On the edge of the village, the father saw the son. He had been watching every day since his son left home months, even years before. The father was watching and anticipating the day that the son would come back into his life. The moment the boy appeared on the horizon, the father literally raced to him. Breaking all cultural barriers and moved with compassion, the father rolled up his robe and sprinted towards the boy.  Bible language tells us that he fell upon the boy, kissing him repeatedly. I can imagine that the young man still had the smell and slop of the pig farm upon his body. The fact that the son was broken, hurting, and stinking of filth would not and could not keep the father from giving his son his affectionate embrace.

The Romance of Redemption

This, my friends, is a picture of the Gospel: For God was in Christ reconciling the world to himself, no longer counting people’s sins against them.  (2 Corinthians 5:19New Living Translation)

God the Son left the comfort and safety of His home.  Bearing the scorn, the shame, and the humiliation, He embraced us before we ever embraced Him.  He loved us before we ever loved Him.  He sought for us, before we ever sought Him

At the site of such reckless and unconditional love and when confronted with the self- sacrificial and costly love of his father, love melted the prodigal’s heart and drew him to true repentance. In that moment of pure bliss, he forgpt his planned speech and blurted out; “Father, I have sinned against Heaven. I’m not worthy. Take me home even as only a servant.” He repented, changed his mind and accepted being found by the love of his father.  As the Bible says of God the Father, His “goodness leads to repentance” (Romans 2:4).

“But his father said to the servants, ‘Quick! Bring the finest robe in the house and put it on him. Get a ring for his finger and sandals for his feet. 23 And kill the calf we have been fattening. We must celebrate with a feast, 24 for this son of mine was dead and has now returned to life. He was lost, but now he is found.’ So, the party began. ( Luke 15:22-24 New Living Translation)

 Restoration to Sonship

    Notice in Luke 15, only the father can restore, and it’s by grace alone. The only thing the son brings to the table is his filthy rags as the father orders the servants to bring out the best robe. What was the best robe?  Traditionally it was the father’s party robe; it was the father’s prize clothing for special occasions. While still on the road, still covered in the world’s filth, the father clothed the son in his Sunday’s best. In the same way, as soon as we believe upon Jesus,  the Father declares us righteous and then proceeds to clothe us in His very own righteousness.
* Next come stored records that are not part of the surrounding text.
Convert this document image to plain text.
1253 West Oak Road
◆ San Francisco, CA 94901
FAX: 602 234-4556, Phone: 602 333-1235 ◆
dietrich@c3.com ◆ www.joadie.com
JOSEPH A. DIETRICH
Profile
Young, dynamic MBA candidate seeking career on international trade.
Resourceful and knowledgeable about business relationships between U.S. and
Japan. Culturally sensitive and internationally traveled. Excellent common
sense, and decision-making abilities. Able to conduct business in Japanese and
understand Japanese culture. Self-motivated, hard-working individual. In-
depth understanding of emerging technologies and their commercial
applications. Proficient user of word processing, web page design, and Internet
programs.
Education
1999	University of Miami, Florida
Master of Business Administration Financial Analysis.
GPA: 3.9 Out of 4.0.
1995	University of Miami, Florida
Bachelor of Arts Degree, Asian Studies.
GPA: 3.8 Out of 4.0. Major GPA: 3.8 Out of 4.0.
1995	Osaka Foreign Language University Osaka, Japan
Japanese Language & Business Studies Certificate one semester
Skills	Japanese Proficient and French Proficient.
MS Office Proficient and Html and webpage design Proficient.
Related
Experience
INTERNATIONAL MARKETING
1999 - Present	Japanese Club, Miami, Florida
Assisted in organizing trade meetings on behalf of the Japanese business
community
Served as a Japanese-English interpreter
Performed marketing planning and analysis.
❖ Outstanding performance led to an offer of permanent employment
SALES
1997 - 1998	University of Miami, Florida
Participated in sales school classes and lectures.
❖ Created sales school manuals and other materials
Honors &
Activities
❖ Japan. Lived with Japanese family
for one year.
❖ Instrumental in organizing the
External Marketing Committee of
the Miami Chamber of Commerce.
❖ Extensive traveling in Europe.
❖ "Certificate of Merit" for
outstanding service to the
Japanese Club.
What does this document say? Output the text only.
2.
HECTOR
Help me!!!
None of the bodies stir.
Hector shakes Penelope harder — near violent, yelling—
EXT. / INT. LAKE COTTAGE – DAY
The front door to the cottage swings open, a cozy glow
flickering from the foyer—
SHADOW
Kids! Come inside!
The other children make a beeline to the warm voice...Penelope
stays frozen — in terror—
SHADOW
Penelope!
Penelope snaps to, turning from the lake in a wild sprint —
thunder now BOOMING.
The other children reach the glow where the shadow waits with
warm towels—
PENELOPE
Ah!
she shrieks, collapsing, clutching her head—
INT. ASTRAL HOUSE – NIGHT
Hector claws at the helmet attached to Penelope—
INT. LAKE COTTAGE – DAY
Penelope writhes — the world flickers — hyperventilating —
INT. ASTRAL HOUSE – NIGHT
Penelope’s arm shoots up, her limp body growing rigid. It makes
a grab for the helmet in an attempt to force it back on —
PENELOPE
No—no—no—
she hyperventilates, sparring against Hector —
The father in the parable then puts a ring on the boy’s  finger to signify the responsibility and privilege to influence and make decisions in the father’s name. This is nothing less than a reinstatement to sonship with all its rights and privileges. The boy had yet to prove himself faithful; this was a gift of pure grace. The father qualified him while still on the road to be a true son, giving him the privilege of a son and assignment to further the father’s business. Along with the ring, sandals are put on the young man’s feet. In Jewish culture sons wore sandals, while servants went barefoot.

What follows is a party to end all parties. The fattened calf is killed and the celebration begins. This is more than just forgiveness of sins. This is an illustration of our Heavenly Father’s heart towards His lost sons and daughters. This is what the Father offers to each one of us regardless of our mistakes and our past. This is Jesus and His Gospel! This is amazing grace!